Some of this is almost certainly a response framing effect rather than a moral attitude change. The question wording ("a man and a woman before they are married") and the underlying interpretation ("two 15-year-olds in a high-school relationship" versus "an adult man and a 15-year-old girl") may have shifted in the public's reading of the question over time. Some of it may be a generational effect: respondents whose own teenage years involved more permissive cultural norms may answer this question differently than respondents whose teenage years were spent under stricter ones. The data cannot adjudicate. The data say only that this question, expected to be the chapter's stable-consensus exhibit, has moved as much as any other item in the chapter — in the same downward direction.
What this chapter changes
Three patterns recur across the four items.
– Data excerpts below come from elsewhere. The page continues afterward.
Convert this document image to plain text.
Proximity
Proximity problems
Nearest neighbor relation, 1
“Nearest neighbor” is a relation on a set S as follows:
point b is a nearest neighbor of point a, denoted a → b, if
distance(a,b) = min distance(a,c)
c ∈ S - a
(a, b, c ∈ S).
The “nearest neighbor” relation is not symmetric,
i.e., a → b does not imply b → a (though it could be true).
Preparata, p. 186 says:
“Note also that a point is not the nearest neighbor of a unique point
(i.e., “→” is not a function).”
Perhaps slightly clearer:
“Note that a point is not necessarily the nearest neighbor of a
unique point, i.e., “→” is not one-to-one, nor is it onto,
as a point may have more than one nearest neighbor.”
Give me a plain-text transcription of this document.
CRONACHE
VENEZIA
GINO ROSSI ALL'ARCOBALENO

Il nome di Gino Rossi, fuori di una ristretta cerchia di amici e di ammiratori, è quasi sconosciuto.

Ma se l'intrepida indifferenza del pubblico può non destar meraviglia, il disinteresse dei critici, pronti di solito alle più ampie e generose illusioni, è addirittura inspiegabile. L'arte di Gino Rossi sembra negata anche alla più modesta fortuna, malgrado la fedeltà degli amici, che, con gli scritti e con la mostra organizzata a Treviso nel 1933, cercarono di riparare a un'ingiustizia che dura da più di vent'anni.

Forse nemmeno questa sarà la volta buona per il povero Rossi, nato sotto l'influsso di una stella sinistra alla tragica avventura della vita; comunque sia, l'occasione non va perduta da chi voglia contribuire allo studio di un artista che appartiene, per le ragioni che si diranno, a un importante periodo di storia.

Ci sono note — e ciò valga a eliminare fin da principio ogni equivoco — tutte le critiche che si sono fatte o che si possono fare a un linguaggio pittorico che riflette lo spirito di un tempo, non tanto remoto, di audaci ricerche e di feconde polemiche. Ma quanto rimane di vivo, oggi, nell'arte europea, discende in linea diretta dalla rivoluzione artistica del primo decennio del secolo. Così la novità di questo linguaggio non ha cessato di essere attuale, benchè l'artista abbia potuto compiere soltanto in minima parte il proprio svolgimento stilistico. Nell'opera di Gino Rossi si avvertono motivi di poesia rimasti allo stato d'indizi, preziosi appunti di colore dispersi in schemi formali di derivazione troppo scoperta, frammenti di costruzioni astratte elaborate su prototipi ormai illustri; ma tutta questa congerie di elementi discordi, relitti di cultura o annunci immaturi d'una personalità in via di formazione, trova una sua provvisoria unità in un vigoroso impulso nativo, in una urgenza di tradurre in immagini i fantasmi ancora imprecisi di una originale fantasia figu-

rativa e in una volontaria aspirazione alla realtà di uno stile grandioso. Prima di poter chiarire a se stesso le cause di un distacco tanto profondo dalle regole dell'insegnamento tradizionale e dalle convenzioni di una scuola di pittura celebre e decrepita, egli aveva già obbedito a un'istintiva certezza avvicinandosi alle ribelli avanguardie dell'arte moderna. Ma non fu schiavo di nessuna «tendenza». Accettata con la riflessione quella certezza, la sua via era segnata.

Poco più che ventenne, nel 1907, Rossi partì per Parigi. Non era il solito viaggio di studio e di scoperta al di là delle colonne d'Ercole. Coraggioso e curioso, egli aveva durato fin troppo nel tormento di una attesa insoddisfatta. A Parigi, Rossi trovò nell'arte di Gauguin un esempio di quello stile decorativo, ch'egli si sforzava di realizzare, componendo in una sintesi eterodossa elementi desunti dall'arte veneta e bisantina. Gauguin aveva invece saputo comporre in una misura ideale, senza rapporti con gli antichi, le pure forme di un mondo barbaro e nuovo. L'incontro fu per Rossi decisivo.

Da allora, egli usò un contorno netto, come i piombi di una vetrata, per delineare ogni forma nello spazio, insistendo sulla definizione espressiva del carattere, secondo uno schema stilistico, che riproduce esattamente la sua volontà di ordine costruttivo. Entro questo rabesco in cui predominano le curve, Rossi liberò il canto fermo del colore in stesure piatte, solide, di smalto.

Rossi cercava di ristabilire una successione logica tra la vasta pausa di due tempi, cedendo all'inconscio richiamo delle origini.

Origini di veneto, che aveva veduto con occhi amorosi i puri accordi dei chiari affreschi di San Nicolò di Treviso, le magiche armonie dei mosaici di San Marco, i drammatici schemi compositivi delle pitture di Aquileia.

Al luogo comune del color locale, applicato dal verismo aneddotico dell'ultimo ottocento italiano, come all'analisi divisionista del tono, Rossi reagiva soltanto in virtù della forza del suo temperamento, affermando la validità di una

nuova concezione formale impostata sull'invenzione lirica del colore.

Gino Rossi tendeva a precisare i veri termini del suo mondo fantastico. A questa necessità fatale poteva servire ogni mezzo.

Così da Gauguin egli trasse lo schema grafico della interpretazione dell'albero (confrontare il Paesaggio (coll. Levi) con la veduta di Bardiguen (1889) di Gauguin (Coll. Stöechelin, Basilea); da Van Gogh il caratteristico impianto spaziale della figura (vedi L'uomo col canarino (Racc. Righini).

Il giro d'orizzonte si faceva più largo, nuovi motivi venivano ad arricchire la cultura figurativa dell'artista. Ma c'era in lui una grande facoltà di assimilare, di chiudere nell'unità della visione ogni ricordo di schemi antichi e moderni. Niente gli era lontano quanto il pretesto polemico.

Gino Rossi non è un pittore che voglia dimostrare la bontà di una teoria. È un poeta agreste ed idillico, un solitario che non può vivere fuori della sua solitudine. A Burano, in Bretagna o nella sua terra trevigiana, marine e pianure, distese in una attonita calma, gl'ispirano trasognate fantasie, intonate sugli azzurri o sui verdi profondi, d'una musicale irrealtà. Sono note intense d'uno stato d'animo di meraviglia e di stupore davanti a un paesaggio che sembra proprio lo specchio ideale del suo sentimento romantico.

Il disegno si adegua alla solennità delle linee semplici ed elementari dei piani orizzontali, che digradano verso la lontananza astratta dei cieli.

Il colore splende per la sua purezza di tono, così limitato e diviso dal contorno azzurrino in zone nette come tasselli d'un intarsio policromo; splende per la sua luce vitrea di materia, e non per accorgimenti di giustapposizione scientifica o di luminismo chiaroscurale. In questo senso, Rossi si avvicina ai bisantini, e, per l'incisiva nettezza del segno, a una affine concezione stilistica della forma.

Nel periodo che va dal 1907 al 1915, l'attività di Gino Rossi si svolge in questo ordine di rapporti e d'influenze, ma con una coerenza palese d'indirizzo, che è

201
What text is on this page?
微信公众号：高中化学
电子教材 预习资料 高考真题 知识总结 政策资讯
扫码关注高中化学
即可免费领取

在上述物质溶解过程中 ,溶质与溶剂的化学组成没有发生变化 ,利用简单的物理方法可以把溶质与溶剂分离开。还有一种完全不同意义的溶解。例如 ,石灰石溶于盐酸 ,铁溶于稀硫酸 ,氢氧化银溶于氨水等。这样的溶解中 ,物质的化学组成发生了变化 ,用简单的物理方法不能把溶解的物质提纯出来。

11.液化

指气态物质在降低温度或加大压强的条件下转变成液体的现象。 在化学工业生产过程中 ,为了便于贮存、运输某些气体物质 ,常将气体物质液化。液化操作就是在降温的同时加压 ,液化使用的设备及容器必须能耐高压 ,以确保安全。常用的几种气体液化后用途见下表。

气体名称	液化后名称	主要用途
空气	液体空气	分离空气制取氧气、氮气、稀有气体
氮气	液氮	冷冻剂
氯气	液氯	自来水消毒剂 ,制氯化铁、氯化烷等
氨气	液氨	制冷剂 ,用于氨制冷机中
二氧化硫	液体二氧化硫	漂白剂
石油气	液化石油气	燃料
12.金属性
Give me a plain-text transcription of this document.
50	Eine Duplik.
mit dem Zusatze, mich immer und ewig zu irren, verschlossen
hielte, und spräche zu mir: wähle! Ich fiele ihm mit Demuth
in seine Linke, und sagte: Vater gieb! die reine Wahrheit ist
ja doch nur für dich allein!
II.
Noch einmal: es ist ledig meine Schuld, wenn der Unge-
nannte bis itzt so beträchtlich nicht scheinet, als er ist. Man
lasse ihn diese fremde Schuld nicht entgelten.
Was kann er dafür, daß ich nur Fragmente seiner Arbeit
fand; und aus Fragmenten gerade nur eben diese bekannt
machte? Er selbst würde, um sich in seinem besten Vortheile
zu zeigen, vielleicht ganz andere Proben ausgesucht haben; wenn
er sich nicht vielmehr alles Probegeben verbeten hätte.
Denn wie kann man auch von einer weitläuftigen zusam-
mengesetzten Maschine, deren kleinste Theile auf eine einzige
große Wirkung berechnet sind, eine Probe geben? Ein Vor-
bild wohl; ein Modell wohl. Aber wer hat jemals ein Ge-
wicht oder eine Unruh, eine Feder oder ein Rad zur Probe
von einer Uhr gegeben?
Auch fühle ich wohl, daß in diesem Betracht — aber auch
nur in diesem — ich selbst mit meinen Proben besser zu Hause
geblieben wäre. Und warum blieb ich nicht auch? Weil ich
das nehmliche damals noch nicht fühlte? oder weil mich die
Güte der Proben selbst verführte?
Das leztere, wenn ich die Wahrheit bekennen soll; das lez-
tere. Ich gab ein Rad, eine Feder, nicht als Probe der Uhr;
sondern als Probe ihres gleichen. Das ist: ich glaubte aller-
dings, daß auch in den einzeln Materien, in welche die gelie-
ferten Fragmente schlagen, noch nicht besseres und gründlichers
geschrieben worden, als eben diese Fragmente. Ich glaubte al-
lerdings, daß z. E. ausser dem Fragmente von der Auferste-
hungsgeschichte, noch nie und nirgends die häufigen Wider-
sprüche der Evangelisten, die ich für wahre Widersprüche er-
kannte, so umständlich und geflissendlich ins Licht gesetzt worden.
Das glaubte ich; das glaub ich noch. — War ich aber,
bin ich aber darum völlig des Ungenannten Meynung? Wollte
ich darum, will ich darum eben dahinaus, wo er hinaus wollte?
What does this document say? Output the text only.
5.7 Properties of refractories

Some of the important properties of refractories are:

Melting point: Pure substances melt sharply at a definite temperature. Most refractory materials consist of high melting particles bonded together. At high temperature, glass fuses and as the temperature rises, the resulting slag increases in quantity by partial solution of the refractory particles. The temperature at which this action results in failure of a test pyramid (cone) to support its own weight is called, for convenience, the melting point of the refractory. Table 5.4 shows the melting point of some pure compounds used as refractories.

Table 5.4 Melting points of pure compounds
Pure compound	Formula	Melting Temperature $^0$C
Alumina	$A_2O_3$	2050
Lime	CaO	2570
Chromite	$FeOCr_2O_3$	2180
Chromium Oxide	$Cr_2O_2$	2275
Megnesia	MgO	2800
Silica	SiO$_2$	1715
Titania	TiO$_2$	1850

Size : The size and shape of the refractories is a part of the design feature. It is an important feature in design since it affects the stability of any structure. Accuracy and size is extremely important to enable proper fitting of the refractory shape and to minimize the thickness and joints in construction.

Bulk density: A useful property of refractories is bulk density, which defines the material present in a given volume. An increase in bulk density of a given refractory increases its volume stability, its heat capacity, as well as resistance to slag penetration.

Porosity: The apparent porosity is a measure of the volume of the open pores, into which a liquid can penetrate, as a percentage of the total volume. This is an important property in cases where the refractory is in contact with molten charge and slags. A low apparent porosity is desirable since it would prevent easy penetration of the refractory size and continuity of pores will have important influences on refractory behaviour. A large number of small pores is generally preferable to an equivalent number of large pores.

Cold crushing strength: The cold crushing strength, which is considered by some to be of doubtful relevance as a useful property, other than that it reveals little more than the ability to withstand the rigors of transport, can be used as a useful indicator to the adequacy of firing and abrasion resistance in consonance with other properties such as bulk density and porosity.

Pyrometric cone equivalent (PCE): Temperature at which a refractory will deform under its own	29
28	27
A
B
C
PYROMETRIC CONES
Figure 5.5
First, the country has liberalized on every sexual-morality question the GSS tracks. The homosex decline (45 points from peak) is the largest. The premarsx decline (20 points) is the second. Teen sex has liberalized 19 points since the 2000 peak. Even extramarital sex, the most-stable topline in the chapter, has moved enough on the partisan version to register as polarized. The aggregate American attitude on sex-and-morality questions in 2024 is substantially less restrictive than it was in 1973.
Second, the partisan gap has widened on every item — but for different reasons. On homosex, both coalitions liberalized and Democrats liberalized faster. On premarital sex, both coalitions liberalized at roughly the same speed and the partisan gap stayed roughly stable. On extramarital sex, the parties moved in opposite directions — Republicans intensified opposition while Democrats softened. On teen sex, both coalitions softened in roughly the same direction. The mechanism behind each widening is different, even though the direction (widening) is the same.
Third, church attendance dominates partisan identification on these questions. On homosex, the 2024 attendance gap (49 points) is 50% larger than the 2024 partisan gap (33 points). On premarital sex, the attendance gap (39 points) is roughly twice the partisan gap (20 points). Religious attendance is the master variable on sexual-morality questions in a way that party identification is not. A book that frames cultural-political polarization purely in terms of Democrats and Republicans misses what the GSS has been showing for half a century: the deepest divide on these questions is between regular religious practice and its absence.
The next chapter turns to a different set of cultural questions — race and explanations for inequality — where the partisan structure is similar in direction but very different in shape, and where the demographic-axis-that-dominates is education rather than religion.